When we achieve all-rightness, or have at least accepted what it is to be all right, we make a position out of it, and we rest in that position.  Once we have taken our position, we perceive from it and filter reality from it. Which, of course, means that we judge ourselves, evaluate others and even raise our children from it. As long as we’re in a belief system, there's actually no way to proceed.  We have to clear the belief system.


A question of identity

This question of where we rest is ultimately a question of identity.  And identity, for most of us, emerges out of our beliefs about ourselves.  Who would we be if we were free of any urgency, any compulsion to change something, particularly to change something about ourselves? Who would we be if we were free of any belief system and most of all, free of any belief that there is something wrong with us?

Ideally, when there is nothing to do, we would be resting in emptiness, in alert beingness, fully present in the present, de-void of any pain, uneasiness, anything that has to be remedied, any defense of our identity, any fear, anxiety or self-doubt, any voices in our head. We would be aware, but aware of nothing, of no-thing.  For this awareness of no-thing is presence, is inner freedom, is inner peace, and is the gateway to the Self.  This awareness of no-thing is the nondual state that spiritual teachers and nondual psychologists are talking about.  It is the eternal now; it is presence.  It is Christ consciousness and Buddha mind.  It is the God within.

It is also our real Self, our ultimate identity.

When we rest in it, we are resting in a place other than our belief identity, our ordinary, personal identity, self-concept or ego. 

The goal of any true transformational practice, whether spiritual or psychological, is to be able to rest - and when resting to rest in this nondual space.  At the same time, because only resting in nonduality lets us see what positions we are holding, our transformational practices have to encompass the goal.  For only when we let go to nonduality, to emptiness, can we notice what we have been (habitually) holding, what we have been resting in, and what we were doing to endure or avoid it.  Paradoxically, it is only in emptiness that we have a place to stand in and to notice from.  And only when we notice what we have been holding, can we let go of it.

So accessing nonduality and resting in it is the true goal of all spiritual practices, all forms of meditation, Advaidic inquiry, Yoga, chanting, spiritual music, Sufi whirling and the like.  When they bring us nonduality, then and only then do we become aware of our usual states of being, feel the way they have been imprisoning our spirit and appreciate the desirability of letting them go! 

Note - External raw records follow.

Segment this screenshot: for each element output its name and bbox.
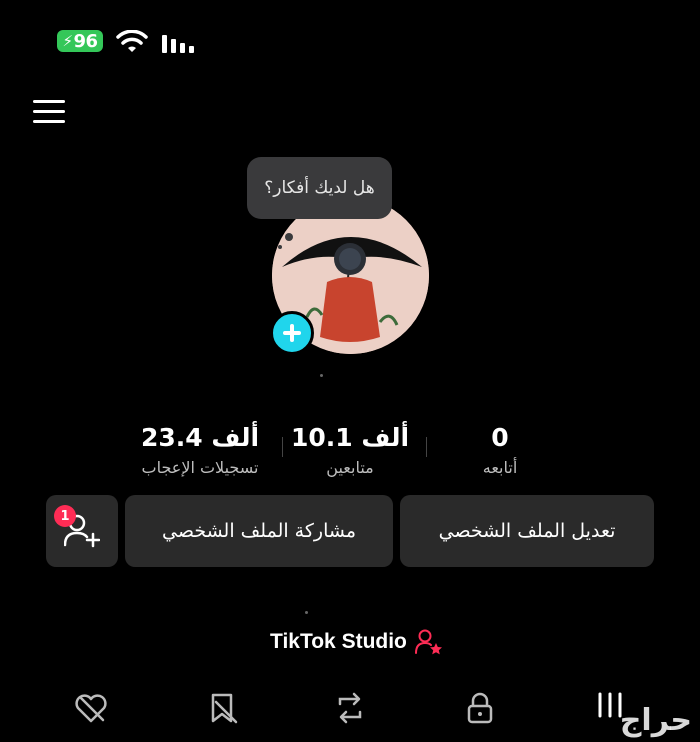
- liked-videos-tab-icon[interactable]: [73, 690, 109, 726]
- ideas-bubble-text: هل لديك أفكار؟: [264, 178, 375, 198]
- plus-icon: [283, 324, 301, 342]
- decorative-dot: [305, 611, 308, 614]
- tiktok-studio-label: TikTok Studio: [270, 630, 407, 653]
- menu-icon[interactable]: [33, 100, 65, 126]
- add-avatar-button[interactable]: [270, 311, 314, 355]
- bubble-tail-dot: [285, 233, 293, 241]
- share-profile-label: مشاركة الملف الشخصي: [162, 520, 357, 542]
- profile-screen: ⚡ 96 هل لديك أفكار؟ 23.4 ألف تسجيلات الإ…: [0, 0, 700, 742]
- stat-divider: [426, 437, 427, 457]
- share-profile-button[interactable]: مشاركة الملف الشخصي: [125, 495, 393, 567]
- likes-label: تسجيلات الإعجاب: [141, 458, 259, 477]
- charging-bolt-icon: ⚡: [62, 32, 73, 50]
- wifi-icon: [116, 30, 148, 52]
- creator-star-icon: [414, 629, 442, 655]
- bubble-tail-dot-small: [278, 245, 282, 249]
- ideas-bubble[interactable]: هل لديك أفكار؟: [247, 157, 392, 219]
- decorative-dot: [320, 374, 323, 377]
- followers-label: متابعين: [326, 458, 374, 477]
- stat-followers[interactable]: 10.1 ألف متابعين: [280, 423, 420, 477]
- repost-tab-icon[interactable]: [332, 690, 368, 726]
- signal-icon: [162, 35, 194, 53]
- likes-count: 23.4 ألف: [140, 423, 260, 452]
- battery-level: 96: [73, 30, 98, 52]
- stat-likes[interactable]: 23.4 ألف تسجيلات الإعجاب: [120, 423, 280, 477]
- lock-tab-icon[interactable]: [462, 690, 498, 726]
- edit-profile-button[interactable]: تعديل الملف الشخصي: [400, 495, 654, 567]
- add-friends-button[interactable]: [46, 495, 118, 567]
- tiktok-studio-link[interactable]: TikTok Studio: [270, 626, 443, 658]
- following-label: أتابعه: [482, 458, 518, 477]
- following-count: 0: [491, 423, 509, 452]
- followers-count: 10.1 ألف: [290, 423, 410, 452]
- favorites-tab-icon[interactable]: [204, 690, 240, 726]
- friends-notification-badge: 1: [54, 505, 76, 527]
- edit-profile-label: تعديل الملف الشخصي: [438, 520, 616, 542]
- battery-indicator: ⚡ 96: [57, 30, 103, 52]
- stat-following[interactable]: 0 أتابعه: [440, 423, 560, 477]
- watermark-logo: حراج: [619, 703, 692, 738]
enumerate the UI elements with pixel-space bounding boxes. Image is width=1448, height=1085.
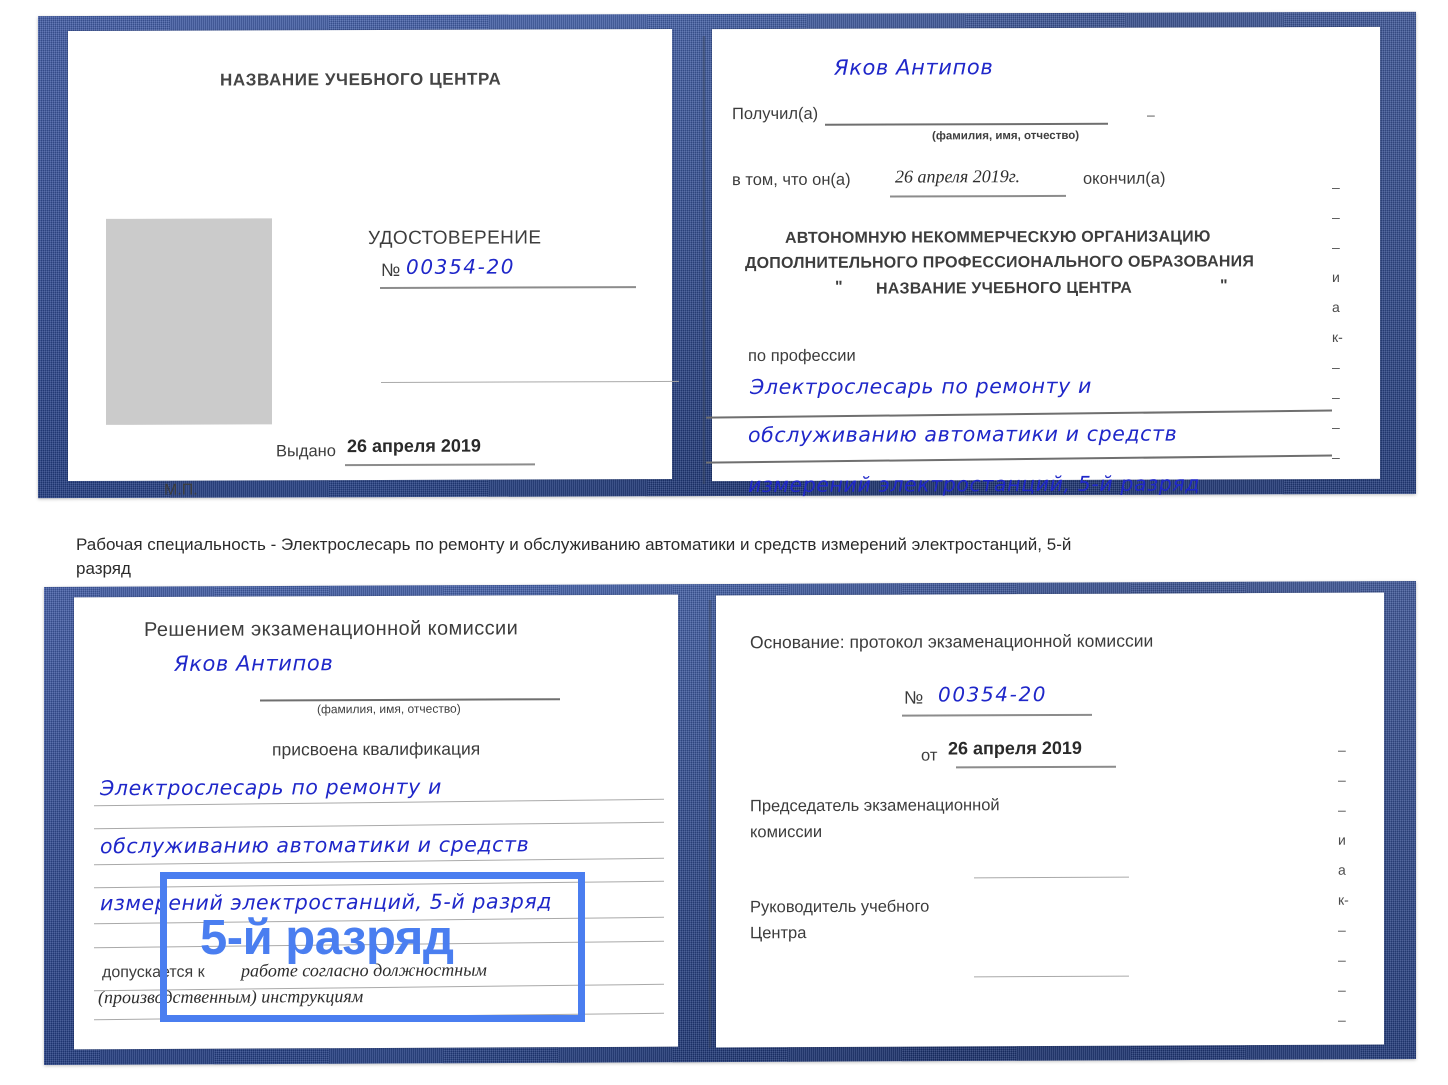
- training-center-title: НАЗВАНИЕ УЧЕБНОГО ЦЕНТРА: [220, 69, 502, 90]
- caption-text: Рабочая специальность - Электрослесарь п…: [76, 535, 1072, 579]
- fio-hint-bottom: (фамилия, имя, отчество): [317, 701, 461, 717]
- page-edge-letters-bottom: – – – и а к- – – – –: [1338, 735, 1372, 1035]
- protocol-date-value: 26 апреля 2019: [948, 737, 1082, 759]
- blank-rule-left-page: [381, 380, 679, 384]
- chairman-label-line-1: Председатель экзаменационной: [750, 796, 1000, 816]
- edge-letter: –: [1332, 178, 1340, 196]
- qualification-value-line-1: Электрослесарь по ремонту и: [100, 774, 442, 801]
- profession-value-line-1: Электрослесарь по ремонту и: [750, 373, 1092, 400]
- issued-date-rule: [345, 463, 535, 466]
- basis-label: Основание: протокол экзаменационной коми…: [750, 630, 1154, 653]
- edge-letter: –: [1332, 358, 1340, 376]
- edge-letter: –: [1338, 741, 1346, 758]
- edge-letter: к-: [1338, 891, 1349, 908]
- certificate-top-right-page: Получил(а) Яков Антипов (фамилия, имя, о…: [706, 26, 1380, 497]
- edge-letter: –: [1338, 981, 1346, 998]
- in-that-label: в том, что он(а): [732, 170, 851, 190]
- annotation-label: 5-й разряд: [200, 911, 454, 965]
- graduate-name-rule: [260, 698, 560, 702]
- head-label-line-1: Руководитель учебного: [750, 897, 930, 917]
- edge-letter: –: [1338, 921, 1346, 938]
- certificate-number-value: 00354-20: [406, 254, 516, 279]
- head-label-line-2: Центра: [750, 924, 807, 943]
- edge-letter: –: [1332, 418, 1340, 436]
- photo-placeholder: [106, 218, 272, 425]
- qualification-value-line-2: обслуживанию автоматики и средств: [100, 832, 530, 859]
- qualification-rule-3: [94, 857, 664, 866]
- qualification-rule-2: [94, 821, 664, 830]
- edge-dash-received: –: [1147, 106, 1155, 123]
- organization-line-2: ДОПОЛНИТЕЛЬНОГО ПРОФЕССИОНАЛЬНОГО ОБРАЗО…: [745, 253, 1255, 273]
- profession-label: по профессии: [748, 346, 856, 366]
- organization-line-1: АВТОНОМНУЮ НЕКОММЕРЧЕСКУЮ ОРГАНИЗАЦИЮ: [785, 228, 1211, 247]
- edge-letter: –: [1338, 1011, 1346, 1028]
- certificate-number-rule: [380, 286, 636, 289]
- edge-letter: –: [1338, 951, 1346, 968]
- in-that-date-value: 26 апреля 2019г.: [895, 166, 1021, 187]
- chairman-label-line-2: комиссии: [750, 822, 823, 842]
- head-signature-rule: [974, 975, 1129, 978]
- chairman-signature-rule: [974, 876, 1129, 879]
- protocol-number-symbol: №: [904, 687, 924, 708]
- profession-value-line-2: обслуживанию автоматики и средств: [748, 421, 1178, 448]
- edge-letter: –: [1332, 388, 1340, 406]
- certificate-bottom-spine: [708, 600, 712, 1048]
- organization-name: НАЗВАНИЕ УЧЕБНОГО ЦЕНТРА: [876, 279, 1133, 298]
- fio-hint-top: (фамилия, имя, отчество): [932, 129, 1080, 143]
- profession-rule-1: [706, 409, 1332, 419]
- seal-place-label: М.П.: [164, 481, 198, 499]
- qualification-label: присвоена квалификация: [272, 738, 481, 760]
- organization-quote-close: ": [1220, 277, 1228, 295]
- edge-letter: –: [1338, 801, 1346, 818]
- issued-date-value: 26 апреля 2019: [347, 435, 481, 457]
- edge-letter: и: [1332, 268, 1340, 286]
- edge-letter: а: [1338, 861, 1346, 878]
- profession-rule-2: [706, 454, 1332, 464]
- edge-letter: –: [1338, 771, 1346, 788]
- organization-quote-open: ": [835, 278, 843, 296]
- finished-label: окончил(а): [1083, 169, 1166, 188]
- document-type-title: УДОСТОВЕРЕНИЕ: [368, 227, 542, 250]
- certificate-top-spine: [702, 36, 706, 484]
- protocol-number-rule: [902, 713, 1092, 717]
- protocol-number-value: 00354-20: [938, 682, 1048, 707]
- edge-letter: к-: [1332, 328, 1343, 346]
- edge-letter: –: [1332, 448, 1340, 466]
- page-edge-letters-top: – – – и а к- – – – –: [1332, 172, 1366, 472]
- received-name-value: Яков Антипов: [834, 55, 994, 80]
- certificate-number-symbol: №: [381, 259, 401, 280]
- certificate-top-left-page: НАЗВАНИЕ УЧЕБНОГО ЦЕНТРА УДОСТОВЕРЕНИЕ №…: [68, 28, 679, 499]
- received-label: Получил(а): [732, 104, 819, 124]
- issued-label: Выдано: [276, 442, 336, 461]
- qualification-rule-1: [94, 798, 664, 807]
- in-that-date-rule: [890, 194, 1066, 198]
- profession-value-line-3: измерений электростанций, 5-й разряд: [748, 471, 1201, 498]
- edge-letter: –: [1332, 238, 1340, 256]
- received-name-rule: [825, 122, 1108, 126]
- graduate-name-value: Яков Антипов: [174, 651, 334, 676]
- certificate-bottom-right-page: Основание: протокол экзаменационной коми…: [716, 592, 1384, 1048]
- commission-decision-title: Решением экзаменационной комиссии: [144, 617, 519, 642]
- protocol-date-rule: [956, 765, 1116, 769]
- edge-letter: –: [1332, 208, 1340, 226]
- edge-letter: а: [1332, 298, 1340, 316]
- edge-letter: и: [1338, 831, 1346, 848]
- protocol-date-label: от: [921, 746, 938, 765]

The evolutionary dialectic of psychospiritual transformation, then, is to access emptiness, notice our usual states of consciousness by their absence, resolve to let go of them when they arise again, and by letting go return to emptiness.  As this process is repeated time and time again, our consciousness spirals upwards, our belief identity unwinds and our real identity becomes realer.  In addition, less of our time is spent in the former and more in the latter, until ultimately whenever we rest, we do so in nonduality.

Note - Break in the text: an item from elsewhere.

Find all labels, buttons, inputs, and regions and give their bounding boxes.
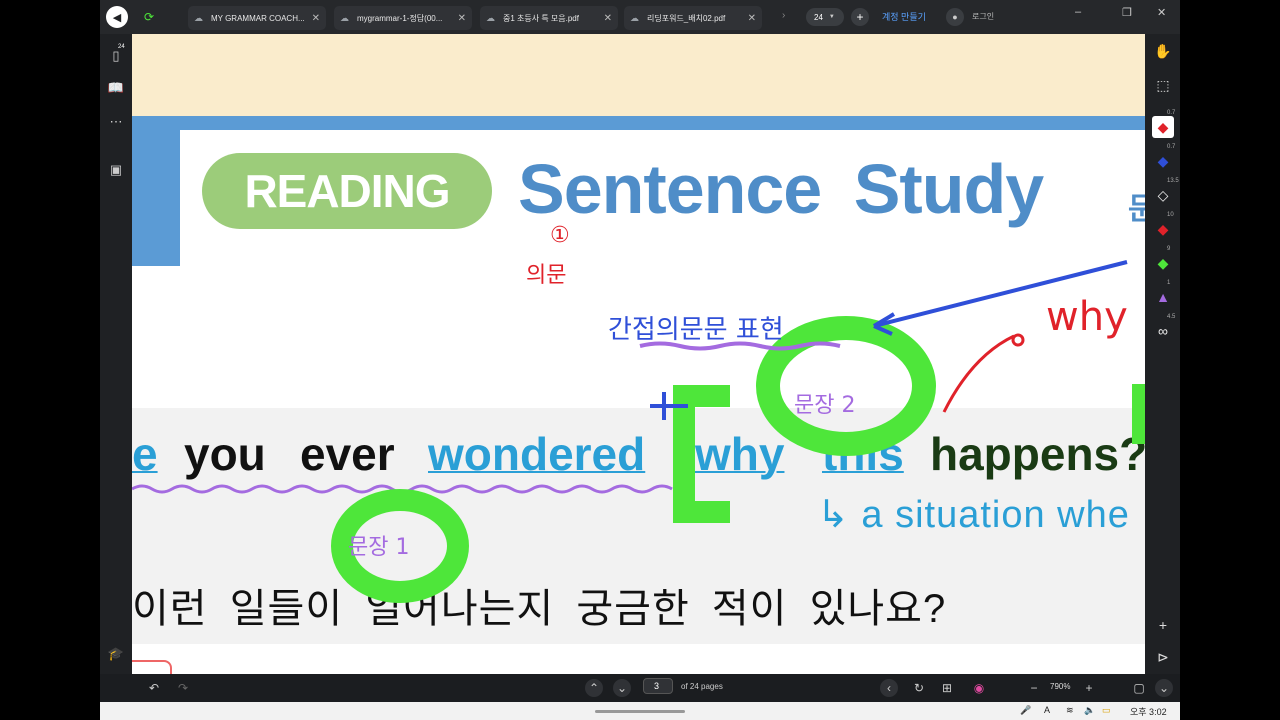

When the final goal is reached, meditative practices and therapeutic techniques cease to serve any transformational purpose and can be reserved for maintenance.  The practices are the means, never the end.  Once the far shore is reached, the raft can be chopped up for firewood.


The selfless self

Resting in our true identity, in nonduality, in the selfless Self, is the starting point, the point of the origination for all true human endeavors, individual, collective, and even evolutionary.  For if we are not in our true identity; we are not coming from truth.  We are in a belief system, a position, a self-concept.  We are in a false identity and anything that we say, think or do, whatever its merits, is a defense of that false identity, a compensation and a reaction.  As such, it cannot be wholly true.  Only when we build on the foundation of our true identity, do we build on reality, and only when we build on reality, can we build a viable personality, viable relationships, and a viable society.